Cosa succede ai substrati durante lo stoccaggio? Quanto si conservano i substrati?

I substrati di coltivazione sono materiali che per loro natura hanno reattività chimica e biologica più o meno intensa a seconda della composizione, della tipologia di concimi presenti, dei correttivi e delle condizioni di conservazione e di utilizzo. 

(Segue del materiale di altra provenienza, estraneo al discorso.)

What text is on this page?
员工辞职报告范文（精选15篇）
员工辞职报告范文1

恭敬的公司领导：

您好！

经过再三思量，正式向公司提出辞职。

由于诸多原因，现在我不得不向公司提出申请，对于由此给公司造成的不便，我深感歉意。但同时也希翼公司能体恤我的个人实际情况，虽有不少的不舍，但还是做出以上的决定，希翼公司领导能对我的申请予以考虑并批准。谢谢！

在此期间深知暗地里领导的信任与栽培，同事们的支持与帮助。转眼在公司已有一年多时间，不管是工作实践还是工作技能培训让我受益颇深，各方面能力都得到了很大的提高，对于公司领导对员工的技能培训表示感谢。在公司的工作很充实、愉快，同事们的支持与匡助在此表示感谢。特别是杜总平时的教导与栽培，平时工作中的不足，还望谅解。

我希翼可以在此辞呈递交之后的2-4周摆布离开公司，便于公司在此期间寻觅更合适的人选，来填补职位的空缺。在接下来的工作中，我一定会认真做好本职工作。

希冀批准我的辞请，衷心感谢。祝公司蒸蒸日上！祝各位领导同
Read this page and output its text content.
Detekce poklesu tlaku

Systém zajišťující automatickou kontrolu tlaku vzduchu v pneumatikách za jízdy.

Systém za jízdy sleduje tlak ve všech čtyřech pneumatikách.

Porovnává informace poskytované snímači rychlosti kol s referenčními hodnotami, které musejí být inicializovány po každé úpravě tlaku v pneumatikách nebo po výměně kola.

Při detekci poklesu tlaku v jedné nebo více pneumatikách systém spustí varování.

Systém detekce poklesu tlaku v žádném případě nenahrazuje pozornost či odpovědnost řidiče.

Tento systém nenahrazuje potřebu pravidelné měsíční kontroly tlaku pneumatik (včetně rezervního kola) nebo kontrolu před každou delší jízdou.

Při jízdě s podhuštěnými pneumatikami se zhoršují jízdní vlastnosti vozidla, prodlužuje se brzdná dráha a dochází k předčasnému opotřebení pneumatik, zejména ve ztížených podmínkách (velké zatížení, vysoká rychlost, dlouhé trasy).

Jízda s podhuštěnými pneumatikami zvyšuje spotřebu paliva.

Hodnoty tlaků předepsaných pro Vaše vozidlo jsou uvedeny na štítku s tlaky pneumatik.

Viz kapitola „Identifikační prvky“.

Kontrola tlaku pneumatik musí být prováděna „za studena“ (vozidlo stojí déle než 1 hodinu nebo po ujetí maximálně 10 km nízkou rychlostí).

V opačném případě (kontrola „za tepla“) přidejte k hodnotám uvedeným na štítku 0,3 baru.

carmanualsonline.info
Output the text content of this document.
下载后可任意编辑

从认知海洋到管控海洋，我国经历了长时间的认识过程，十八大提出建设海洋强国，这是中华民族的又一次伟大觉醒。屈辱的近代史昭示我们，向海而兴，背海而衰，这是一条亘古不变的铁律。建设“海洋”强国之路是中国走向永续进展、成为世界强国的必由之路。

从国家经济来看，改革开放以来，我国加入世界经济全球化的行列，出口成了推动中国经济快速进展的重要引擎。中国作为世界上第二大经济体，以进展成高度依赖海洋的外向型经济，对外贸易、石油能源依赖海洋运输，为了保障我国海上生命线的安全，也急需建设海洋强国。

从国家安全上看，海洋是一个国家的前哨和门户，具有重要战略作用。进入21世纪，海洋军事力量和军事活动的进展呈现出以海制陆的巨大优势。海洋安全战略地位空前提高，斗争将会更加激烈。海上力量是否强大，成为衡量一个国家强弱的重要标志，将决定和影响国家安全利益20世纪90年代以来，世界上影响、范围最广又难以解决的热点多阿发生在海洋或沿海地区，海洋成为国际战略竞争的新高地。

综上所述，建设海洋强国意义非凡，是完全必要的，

La durata e le condizioni di stoccaggio dei substrati prima del loro uso in coltivazione possono determinare delle variazioni nelle proprietà possedute al momento del confezionamento. Le caratteristiche che più frequentemente subiscono modificazioni sono quelle chimiche (pH, salinità ed elementi solubili) e, in minor misura, quelle fisiche (porosità). A seguito del compattamento e della perdita di materiale per degradazione microbica durante la conservazione, i substrati inoltre possono subire anche una riduzione di volume, più o meno intensa a seconda della tipologia di materia prima e delle condizioni di stoccaggio. Più soggetti alle modificazioni delle caratteristiche chimiche iniziali risultano i substrati contenenti compost e quelli addizionati con concimi a lento rilascio (sintetici o naturali) e a rilascio controllato che, se non utilizzati in tempi brevi, già all’interno delle confezioni possono iniziare a liberare i nutrienti. Come conseguenza il pH può aumentare o diminuire e la salinità crescere anche repentinamente.

NORME DI BUONA PRATICA

  • il prodotto deve essere conservato in un luogo fresco;
  • il prodotto deve essere conservato al riparo dalla luce;
  • il prodotto deve essere conservato al riparo dalle precipitazioni;

Il produttore non è responsabile dello stoccaggio e non può in alcun modo dare garanzie sulla variabilità determinata dalle condizioni in cui i prodotti vengono conservati.